Kanstul 1000 vs Kanstul 1001 vs. Kanstul 1070
The Kanstul 1000 series trumpet is available in three bore sizes a 0.460" (Model 1000), 0.464" (Model 1001) and 0.470 (Model 1070).
Charles Hargett of Kanstul describes the difference between the three Kanstul Chicago Trumpets,
"The Model 1001 is a .464 "medium large plus" bore. It offers a slightly larger bore size that you won't fall into, and it stays open as you work your way to the upper register. This horn is the sound of your Tower of Power, Earth Wind & Fire and Tijuana Brass records. The bell thickness is about .020" which gives it a rich core without being too bright. I would characterize it as a "lighter" sound than a Bach, but it's easily colored by the player. The 1001 is perfectly suitable for commercial (rock, pops, big band) and symphonic (Broadway, Community Band, quintet, church work, etc.). I've played this model since before I started at Kanstul and it suits me for all kinds of playing.
The Model 1000 is basically the same horn but with a medium large .460" bore. It's also quite versatile, but the 1001 is the more popular of the two.
The Model 1070 is something like a Besson Meha that Claude Gordon would have liked. It's a large .470" that will fill a hall.
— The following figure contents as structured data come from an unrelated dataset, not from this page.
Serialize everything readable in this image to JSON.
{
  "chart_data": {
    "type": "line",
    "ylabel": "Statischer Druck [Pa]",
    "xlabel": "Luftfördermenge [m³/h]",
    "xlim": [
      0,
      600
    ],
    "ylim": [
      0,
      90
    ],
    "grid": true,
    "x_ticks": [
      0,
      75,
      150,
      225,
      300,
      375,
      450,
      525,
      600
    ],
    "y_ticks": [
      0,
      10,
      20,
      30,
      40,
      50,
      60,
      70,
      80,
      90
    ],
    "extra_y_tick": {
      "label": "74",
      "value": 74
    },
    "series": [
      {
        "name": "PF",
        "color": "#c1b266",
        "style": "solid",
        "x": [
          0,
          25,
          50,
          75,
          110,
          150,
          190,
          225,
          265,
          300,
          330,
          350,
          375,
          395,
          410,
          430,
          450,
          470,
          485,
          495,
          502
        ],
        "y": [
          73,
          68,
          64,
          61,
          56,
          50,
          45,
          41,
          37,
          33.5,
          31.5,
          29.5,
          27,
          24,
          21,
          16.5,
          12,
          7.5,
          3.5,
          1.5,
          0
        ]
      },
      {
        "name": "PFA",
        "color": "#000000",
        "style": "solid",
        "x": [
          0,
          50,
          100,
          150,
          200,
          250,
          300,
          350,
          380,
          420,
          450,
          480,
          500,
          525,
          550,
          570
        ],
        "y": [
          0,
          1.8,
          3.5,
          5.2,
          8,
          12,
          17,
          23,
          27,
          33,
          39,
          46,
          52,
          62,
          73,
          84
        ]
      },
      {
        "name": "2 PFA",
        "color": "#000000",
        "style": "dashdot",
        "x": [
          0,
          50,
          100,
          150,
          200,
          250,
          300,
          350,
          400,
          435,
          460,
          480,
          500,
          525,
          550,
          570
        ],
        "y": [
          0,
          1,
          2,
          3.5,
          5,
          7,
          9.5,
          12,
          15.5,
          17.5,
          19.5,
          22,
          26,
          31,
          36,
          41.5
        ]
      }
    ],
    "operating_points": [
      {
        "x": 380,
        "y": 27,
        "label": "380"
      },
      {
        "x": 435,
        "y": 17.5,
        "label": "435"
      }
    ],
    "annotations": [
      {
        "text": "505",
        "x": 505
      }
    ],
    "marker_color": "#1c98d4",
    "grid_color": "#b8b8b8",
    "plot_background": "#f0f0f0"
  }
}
It has a lightweight bell that responds quickly and has a bright, lively sound. The 1070 (formerly known as the "Big Band" model) is great for large, loud ensembles like Latin or big band, show band, etc. However, it speaks very well at lower dynamic levels. It is appropriately balanced, but in my opinion is better suited to the strong, full-time player.
The Model 1000 and 1001 are not as bright as the 1070, but I want to say again that these are all easily colored by the player."
Hand Lapped Pistons
One of the signatures of higher end trumpets, including the Kanstul Chicago trumpet, are hand-lapped valve pistons. What this means is that the final fitting of the valves is by a skilled craftsman and not by machine. A fine abrasive compound or slurry is applied between surfaces and the pistons are worked up and down to smooth the surfaces where they meet to ensure a good, leak-free fit.